Ballet companies must produce enough content to gain a foothold over the algorithm to prevent audiences from forgetting about them. Ballet is, of course, not the first art form to confuse itself in this way, but one would be forgiven for assuming the components of the ballet would make it resistant.
Artists and companies do not have to run themselves into the ground trying to make the most out of ballet in a pandemic.
And this does not have to be at the expense of producing enough virtual content to keep audiences engaged. Streaming past performances and films created pre-pandemic is an acceptable way to continue engaging audiences and is what ballet audiences would probably enjoy most in these times.
The fundraising pitch then references the company’s greatest asset to draw support – the caliber of work we have come to expect – rather than the individual artists trying their best to survive the pandemic.
Companies have every right to create films, and I am not saying none of the films produced during the pandemic are worth watching. But all good art requires deliberation, communication, and conversation. And none of us can do that these days. Institutions whose role it is to cultivate new works should not pin their livelihoods on dancers living in exile.
A common refrain we have heard in reference to politics, culture, and beyond the past year is that we will not go back to normal after the pandemic ends, and to take whatever lessons we’ve learned during the pandemic to come back stronger than before.

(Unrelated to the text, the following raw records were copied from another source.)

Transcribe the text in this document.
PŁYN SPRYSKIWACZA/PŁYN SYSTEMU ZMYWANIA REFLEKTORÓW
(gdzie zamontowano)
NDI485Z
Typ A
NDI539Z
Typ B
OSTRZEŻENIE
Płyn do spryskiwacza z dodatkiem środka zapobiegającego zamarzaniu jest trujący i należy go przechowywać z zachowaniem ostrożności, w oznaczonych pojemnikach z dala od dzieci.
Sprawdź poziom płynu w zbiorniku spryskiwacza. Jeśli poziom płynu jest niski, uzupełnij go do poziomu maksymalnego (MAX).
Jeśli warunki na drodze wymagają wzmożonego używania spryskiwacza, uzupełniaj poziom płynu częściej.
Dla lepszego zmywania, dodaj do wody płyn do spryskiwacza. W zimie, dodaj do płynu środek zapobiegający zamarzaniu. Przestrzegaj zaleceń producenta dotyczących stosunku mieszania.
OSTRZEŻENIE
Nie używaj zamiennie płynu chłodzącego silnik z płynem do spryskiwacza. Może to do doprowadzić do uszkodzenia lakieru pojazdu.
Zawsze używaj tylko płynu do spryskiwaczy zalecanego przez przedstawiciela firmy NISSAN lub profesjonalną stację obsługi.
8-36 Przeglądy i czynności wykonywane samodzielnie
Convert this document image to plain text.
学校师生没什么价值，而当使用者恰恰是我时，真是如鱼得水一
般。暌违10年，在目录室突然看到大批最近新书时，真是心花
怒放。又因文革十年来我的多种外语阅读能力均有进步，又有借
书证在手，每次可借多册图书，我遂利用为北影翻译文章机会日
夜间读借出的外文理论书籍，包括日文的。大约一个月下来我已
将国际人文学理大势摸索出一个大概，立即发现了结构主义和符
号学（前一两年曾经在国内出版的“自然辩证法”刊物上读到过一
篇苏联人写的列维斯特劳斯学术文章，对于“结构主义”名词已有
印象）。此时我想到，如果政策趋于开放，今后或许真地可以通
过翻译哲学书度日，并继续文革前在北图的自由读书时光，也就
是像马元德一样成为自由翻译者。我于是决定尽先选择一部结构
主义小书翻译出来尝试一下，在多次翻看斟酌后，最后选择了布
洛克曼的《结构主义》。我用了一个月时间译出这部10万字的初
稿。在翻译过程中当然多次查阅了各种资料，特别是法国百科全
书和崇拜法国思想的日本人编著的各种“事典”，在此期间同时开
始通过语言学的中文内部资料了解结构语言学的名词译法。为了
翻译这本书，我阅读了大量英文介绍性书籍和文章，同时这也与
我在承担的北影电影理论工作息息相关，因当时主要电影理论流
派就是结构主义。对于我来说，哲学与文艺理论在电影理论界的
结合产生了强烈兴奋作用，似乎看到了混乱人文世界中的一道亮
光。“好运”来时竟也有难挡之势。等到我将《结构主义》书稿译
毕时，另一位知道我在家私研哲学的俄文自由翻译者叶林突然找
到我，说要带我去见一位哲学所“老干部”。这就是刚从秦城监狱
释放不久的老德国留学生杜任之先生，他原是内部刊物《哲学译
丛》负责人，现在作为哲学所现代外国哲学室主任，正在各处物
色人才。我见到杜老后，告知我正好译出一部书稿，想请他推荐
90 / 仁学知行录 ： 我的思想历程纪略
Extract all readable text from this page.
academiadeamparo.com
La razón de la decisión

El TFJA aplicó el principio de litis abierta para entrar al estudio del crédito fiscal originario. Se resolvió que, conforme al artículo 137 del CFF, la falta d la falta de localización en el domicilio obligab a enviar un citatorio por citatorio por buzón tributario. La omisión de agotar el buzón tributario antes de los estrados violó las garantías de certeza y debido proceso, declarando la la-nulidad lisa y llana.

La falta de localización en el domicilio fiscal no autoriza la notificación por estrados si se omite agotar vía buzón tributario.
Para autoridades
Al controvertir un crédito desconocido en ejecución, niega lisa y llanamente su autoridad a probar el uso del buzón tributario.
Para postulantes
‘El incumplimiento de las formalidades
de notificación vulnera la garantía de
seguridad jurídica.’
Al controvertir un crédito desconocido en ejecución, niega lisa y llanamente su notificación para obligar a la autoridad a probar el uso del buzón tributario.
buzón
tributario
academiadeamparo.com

The ballet world would be wise to reflect on this cultural moment, and what it is doing to its sense of direction. Companies should stay true to their reason for being: to preserve, perform, and cultivate great art. No one will judge a ballet company’s worth by the content it has managed to post in this extraordinary time.
Ballet will always exist beyond the Internet. Unfortunately, the ballet world is projecting the opposite.
Featured image for Sustaining Ballet in a Pandemic © The Ballet Herald.
Great article and well written by someone who clearly understands ballet!
Thank you for writing this! There is such a necessary live component to ballet – as in actually being there experiencing the performance in person – for both the dancers & audience. It would be tragic if that were lost in the dance world’s eagerness to jump on board with film and livestream.